Aujourd’hui, j’ai envie de vous parler de ce genre à la connotation péjorative qu’est le Grand-Guignol et qui a été l’une de mes influences pour écrire mon roman Le Carnaval de Sang-Rire. Il désigne désormais une œuvre qui abuserait de violences sanguinolentes, d’atrocités sans fond ou d’exagérations morbides, comme certains films gores ou des textes s’attardant sur des descriptions macabres. Pour ma part, la violence excessive, si elle a pour premier objectif de choqué et faire réagir, peut également cacher dans ses ténèbres rouges les mots et maux sincères et bruts de leurs auteurs. Derrière la scène spectaculaire d’une exécution riche en hémoglobine peut se cacher le message profond et secret du poète, témoin de son époque et des affres du monde. Mais effectivement, le grand-guignolesque est avant tout un spectacle.

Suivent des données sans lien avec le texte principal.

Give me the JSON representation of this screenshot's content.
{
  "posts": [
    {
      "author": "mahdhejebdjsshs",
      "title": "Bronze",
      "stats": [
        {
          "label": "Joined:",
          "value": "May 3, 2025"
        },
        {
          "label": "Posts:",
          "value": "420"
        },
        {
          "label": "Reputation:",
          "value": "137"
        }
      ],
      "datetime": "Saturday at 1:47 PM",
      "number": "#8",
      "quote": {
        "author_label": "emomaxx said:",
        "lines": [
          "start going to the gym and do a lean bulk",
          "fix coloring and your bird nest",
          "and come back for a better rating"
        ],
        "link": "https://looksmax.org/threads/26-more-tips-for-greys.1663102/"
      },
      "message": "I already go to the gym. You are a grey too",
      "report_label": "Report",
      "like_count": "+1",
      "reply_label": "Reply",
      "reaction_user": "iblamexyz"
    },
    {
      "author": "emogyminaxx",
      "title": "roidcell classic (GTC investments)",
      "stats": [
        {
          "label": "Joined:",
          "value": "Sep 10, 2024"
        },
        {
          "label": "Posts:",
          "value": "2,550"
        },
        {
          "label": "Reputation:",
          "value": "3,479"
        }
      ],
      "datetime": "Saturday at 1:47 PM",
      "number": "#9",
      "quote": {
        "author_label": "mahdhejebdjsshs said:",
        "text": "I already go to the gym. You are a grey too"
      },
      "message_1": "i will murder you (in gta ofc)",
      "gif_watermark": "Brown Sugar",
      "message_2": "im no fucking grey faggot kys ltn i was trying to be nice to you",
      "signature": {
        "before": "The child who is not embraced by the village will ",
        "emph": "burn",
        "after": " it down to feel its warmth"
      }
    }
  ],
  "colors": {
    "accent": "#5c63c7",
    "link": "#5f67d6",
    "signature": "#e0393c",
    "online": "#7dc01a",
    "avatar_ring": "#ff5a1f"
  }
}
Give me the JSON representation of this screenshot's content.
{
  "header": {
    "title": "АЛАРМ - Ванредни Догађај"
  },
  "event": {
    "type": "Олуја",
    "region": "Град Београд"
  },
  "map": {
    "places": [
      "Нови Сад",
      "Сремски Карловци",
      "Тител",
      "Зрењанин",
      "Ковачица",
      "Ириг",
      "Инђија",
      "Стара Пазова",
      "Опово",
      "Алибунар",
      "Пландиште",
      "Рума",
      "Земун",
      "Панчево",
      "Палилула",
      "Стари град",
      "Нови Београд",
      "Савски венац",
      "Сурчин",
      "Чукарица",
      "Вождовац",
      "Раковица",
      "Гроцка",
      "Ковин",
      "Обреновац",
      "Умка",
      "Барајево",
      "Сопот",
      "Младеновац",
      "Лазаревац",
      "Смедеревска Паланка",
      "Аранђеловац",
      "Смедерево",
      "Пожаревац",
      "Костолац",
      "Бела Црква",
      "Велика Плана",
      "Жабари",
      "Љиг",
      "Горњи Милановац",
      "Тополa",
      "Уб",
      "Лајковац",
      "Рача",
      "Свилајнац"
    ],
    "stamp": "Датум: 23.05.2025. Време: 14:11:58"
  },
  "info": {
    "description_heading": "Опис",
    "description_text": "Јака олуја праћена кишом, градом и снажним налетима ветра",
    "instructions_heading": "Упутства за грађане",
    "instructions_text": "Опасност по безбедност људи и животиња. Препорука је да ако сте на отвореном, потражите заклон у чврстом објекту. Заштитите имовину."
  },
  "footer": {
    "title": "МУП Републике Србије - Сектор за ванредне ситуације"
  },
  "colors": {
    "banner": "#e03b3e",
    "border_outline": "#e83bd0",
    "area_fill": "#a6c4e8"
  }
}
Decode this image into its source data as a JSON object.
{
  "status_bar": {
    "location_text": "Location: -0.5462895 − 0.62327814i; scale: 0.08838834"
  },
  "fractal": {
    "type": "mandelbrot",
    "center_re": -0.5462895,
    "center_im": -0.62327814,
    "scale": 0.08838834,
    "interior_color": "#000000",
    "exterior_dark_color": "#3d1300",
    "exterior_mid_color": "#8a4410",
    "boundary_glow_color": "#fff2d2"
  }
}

Le théâtre du Grand-Guignol ouvre ses portes en 1896, à Paris. Il est tout juste une petite salle de 280 places dont le propriétaire, Oscar Méténier, donnera son nom en référence au Guignol du début du XIXème siècle, qui, à l’aube du XXème, serait devenu un « Grand Guignol ». Alternant l’horreur et le comique, les spectacles programmés, attireront un public hétéroclite, mais seront aussi victimes de la censure à leurs débuts.
Peu après, la direction passe dans les mains de Max Maurey qui développera l’aspect sensationnel qu’on connait du Grand-Guignol. Lorsque Maurey partira diriger le théâtre des Variété en 1914, il confiera les rênes à Camille Choisy, qui continuera d’alterner horreur et comédie avec de nombreux auteurs, notamment André de Lorde, auteur Toulousain très prolifique de pièces horrifique, surnommé « Le Prince de l’épouvante ». Lors des trente premières années du XXème siècle, le Grand-Guignol mettra en scènes de nombreuses pièces extravagantes où le faux sang fusera en grande quantité alors que des prothèses seront arrachés à des acteurs hurlant de douleur. Mais l’arrivé du cinéma, avec notamment des films comme Frankenstein de James Whale, amorcera le déclin du théâtre qui continuera tout de même à faire trembler de peur et de rire la capitale jusqu’au début des années 60.
Appartenant depuis à l’État, la petite salle est désormais le siège de l’International Visual Theater.
Comme je l’ai dit plus haut, outre les pièces qui furent jouées dans ce théâtre ou d’autres qui s’en approchent, le Grand-Guignol désigne des œuvres horrifiques principalement basées sur le spectaculaire et le macabre. Ce genre a sur le spectateur un effet cathartique, une extériorisation, une sublimation de ses sombres pulsions. Un effet qui existe depuis l’antiquité : à moindre échelle, il était courant pour les grecs et les romains d’aller au théâtre pour voir des pièces violentes et sanglantes. Parmi les nombreuses dans ce registre, je ne serai trop vous conseiller Médée de Sénèque (je l’avais lu et adoré à la fac).
Je pense qu’avec le cinéma d’horreur, notamment les slashers, où le spectaculaire et l’effusion de sang se doivent d’être sensationnels, on retrouve justement ce qui a fait le succès du Grand-Guignol. Et dans ces films violents, nous avons encore l’effet cathartique qui permet au spectateur d’y voir le reflet de ses pulsions cachées. D’où le fait que ce genre de film attire beaucoup les adolescents, période où nous sommes en quête de sensations fortes. Ce n’est pas un hasard que les protagonistes de ces films soient la plupart du temps de jeunes adultes, et que les divers thèmes abordés soient en corrélation avec les questionnements de cet âge : le sexe, la quête d’identité, la transition vers l’âge adulte…
Je terminerai en disant qu’il est assez dommage de relier l’extravagance du Grand-Guignol à un aspect simplement péjoratif alors que l’horreur peut, dans le cadre simple d’une œuvre d’art, s’avérer un exutoire agissant comme une clé délivrant l’âme de nos démons intérieurs.